Much of the research on the underlying causes of Alzheimer’s disease focuses on amyloid beta (Aß), a protein that accumulates in the brain as the disease progresses.
‘Excess Aß proteins form clumps or “plaques” that disrupt communication between brain cells and trigger inflammation, eventually leading to widespread loss of neurons and brain tissue.’
Aß plaques will continue to be a major focus for Alzheimer’s researchers. However, new work by neuroscientists at the University of Chicago looks at another process that plays an underappreciated role in the progression of the disease.
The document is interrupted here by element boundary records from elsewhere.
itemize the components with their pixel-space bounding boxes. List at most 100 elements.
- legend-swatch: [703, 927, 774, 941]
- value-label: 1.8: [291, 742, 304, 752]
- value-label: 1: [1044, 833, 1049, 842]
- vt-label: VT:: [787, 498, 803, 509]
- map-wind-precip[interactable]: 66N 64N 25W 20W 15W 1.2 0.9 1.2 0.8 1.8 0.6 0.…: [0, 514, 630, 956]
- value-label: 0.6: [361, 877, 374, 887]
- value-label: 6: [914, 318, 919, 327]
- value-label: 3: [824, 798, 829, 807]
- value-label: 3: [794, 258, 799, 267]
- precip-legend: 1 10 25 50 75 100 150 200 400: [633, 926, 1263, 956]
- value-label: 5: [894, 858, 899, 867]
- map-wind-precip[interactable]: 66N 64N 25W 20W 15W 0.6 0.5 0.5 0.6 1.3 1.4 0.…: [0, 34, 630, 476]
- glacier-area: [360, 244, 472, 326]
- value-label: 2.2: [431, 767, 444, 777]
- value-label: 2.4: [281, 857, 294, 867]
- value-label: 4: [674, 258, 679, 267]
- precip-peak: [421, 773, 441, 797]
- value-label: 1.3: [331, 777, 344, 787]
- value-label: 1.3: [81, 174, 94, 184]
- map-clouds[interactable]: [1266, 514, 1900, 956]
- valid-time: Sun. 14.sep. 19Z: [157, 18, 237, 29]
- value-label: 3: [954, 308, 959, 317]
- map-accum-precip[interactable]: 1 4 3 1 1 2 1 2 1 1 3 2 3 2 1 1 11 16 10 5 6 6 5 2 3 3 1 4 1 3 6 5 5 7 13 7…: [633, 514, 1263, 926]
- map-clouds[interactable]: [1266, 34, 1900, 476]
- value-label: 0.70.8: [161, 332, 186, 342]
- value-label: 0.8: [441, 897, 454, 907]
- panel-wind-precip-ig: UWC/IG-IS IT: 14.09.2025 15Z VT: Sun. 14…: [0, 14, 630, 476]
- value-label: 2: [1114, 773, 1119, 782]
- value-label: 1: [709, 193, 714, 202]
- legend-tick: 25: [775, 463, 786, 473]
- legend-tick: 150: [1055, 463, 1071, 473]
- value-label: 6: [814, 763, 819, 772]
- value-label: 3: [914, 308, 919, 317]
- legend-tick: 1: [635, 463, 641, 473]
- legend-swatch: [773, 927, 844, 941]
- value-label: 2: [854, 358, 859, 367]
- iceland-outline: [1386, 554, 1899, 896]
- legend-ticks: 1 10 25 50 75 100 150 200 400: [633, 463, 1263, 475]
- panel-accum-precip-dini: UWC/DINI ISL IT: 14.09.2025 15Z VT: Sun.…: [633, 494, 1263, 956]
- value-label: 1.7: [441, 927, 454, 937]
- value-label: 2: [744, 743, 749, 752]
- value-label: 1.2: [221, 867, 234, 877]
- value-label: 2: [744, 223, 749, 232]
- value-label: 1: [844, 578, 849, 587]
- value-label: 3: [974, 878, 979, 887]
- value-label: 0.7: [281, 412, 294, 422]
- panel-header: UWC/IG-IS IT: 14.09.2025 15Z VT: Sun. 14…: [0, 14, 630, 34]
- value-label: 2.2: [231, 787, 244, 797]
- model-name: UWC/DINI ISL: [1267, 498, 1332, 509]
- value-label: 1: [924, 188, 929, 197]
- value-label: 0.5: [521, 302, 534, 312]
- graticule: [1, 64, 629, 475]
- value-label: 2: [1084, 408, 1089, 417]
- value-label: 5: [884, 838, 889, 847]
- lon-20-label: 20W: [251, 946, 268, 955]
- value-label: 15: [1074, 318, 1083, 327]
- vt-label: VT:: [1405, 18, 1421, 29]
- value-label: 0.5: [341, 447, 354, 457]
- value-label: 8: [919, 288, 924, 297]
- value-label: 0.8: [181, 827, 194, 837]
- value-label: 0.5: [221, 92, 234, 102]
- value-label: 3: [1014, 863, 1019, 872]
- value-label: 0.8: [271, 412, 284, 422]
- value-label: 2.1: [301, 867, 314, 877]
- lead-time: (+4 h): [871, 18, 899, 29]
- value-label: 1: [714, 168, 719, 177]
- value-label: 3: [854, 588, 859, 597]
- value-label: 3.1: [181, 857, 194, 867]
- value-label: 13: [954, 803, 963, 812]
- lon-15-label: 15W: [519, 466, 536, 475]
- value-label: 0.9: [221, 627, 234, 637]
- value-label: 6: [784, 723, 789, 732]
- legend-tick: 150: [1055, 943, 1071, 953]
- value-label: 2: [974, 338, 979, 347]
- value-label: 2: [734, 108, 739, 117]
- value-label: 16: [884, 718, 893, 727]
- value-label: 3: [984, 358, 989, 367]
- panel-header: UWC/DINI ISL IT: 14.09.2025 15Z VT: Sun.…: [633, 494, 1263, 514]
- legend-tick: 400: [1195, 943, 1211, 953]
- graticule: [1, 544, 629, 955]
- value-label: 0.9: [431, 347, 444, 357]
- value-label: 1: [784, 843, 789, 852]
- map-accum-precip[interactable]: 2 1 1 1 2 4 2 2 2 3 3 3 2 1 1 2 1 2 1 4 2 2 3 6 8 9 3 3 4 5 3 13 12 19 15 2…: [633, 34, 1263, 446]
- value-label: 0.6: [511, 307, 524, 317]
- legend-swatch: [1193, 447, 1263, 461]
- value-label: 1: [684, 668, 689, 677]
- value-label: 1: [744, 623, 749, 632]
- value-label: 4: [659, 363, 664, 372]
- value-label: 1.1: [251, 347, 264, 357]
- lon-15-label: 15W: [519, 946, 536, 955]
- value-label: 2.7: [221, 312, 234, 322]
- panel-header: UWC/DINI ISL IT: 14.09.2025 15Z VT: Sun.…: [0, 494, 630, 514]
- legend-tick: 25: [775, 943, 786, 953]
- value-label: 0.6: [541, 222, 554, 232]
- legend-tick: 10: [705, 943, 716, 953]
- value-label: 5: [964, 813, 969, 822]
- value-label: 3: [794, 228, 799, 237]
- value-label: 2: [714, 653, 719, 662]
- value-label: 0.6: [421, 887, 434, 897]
In a new study published in the Journal of Neuroscience, Sangram Sisodia, PhD, the Thomas Reynolds Sr. Family Professor of Neurosciences at UChicago, and his colleagues show how in genetic forms of Alzheimer’s, a process called neurogenesis, or the creation of new brain cells, can be disrupted by the brain’s own immune cells.
Some types of early onset, hereditary Alzheimer’s are caused by mutations in two genes called presenilin 1 (PS1) and presenilin 2 (PS2). Previous research has shown that when healthy mice are placed into an “enriched” environment where they can exercise, play and interact with each other, they have a huge increase in new brain cells being created in the hippocampus, part of the brain that is important for memory.
But when mice carrying mutations to PS1 and PS2 are placed in an enriched environment, they don’t show the same increase in new brain cells. They also start to show signs of anxiety, a symptom often reported by people with early onset Alzheimer’s.
This led Sisodia to think that something besides genetics had a role to play. He suspected that the process of neurogenesis in mice both with and without Alzheimer’s mutations could also be influenced by other cells that interact with the newly forming brain cells.
Focus on the microglia
The researchers focused on microglia, a kind of immune cell in the brain that usually repairs synapses, destroys dying cells and clears out excess Aß proteins. When the researchers gave the mice a drug that causes microglial cells to die, neurogenesis returned to normal. The mice with presenilin mutations were then placed into an enriched environment and they were fine; they didn’t show any memory deficits or signs of anxiety, and they were creating the normal, expected number of new neurons.
“It’s the most astounding result to me,” Sisodia said. “Once you wipe out the microglia, all these deficits that you see in these mice with the mutations are completely restored. You get rid of one cell type, and everything is back to normal.”
Sisodia thinks the microglia could be overplaying their immune system role in this case. Alzheimer’s disease normally causes inflammation in the microglia, so when they encounter newly formed brain cells with presenilin mutations they may overreact and kill them off prematurely. He feels that this discovery about the microglia’s role opens another important avenue toward understanding the biology of Alzheimer’s disease.
“I’ve been studying amyloid for 30 years, but there’s something else going on here, and the role of neurogenesis is really underappreciated,” he said. “This is another way to understand the biology of these genes that we know significantly affect the progression of disease and loss of memory.”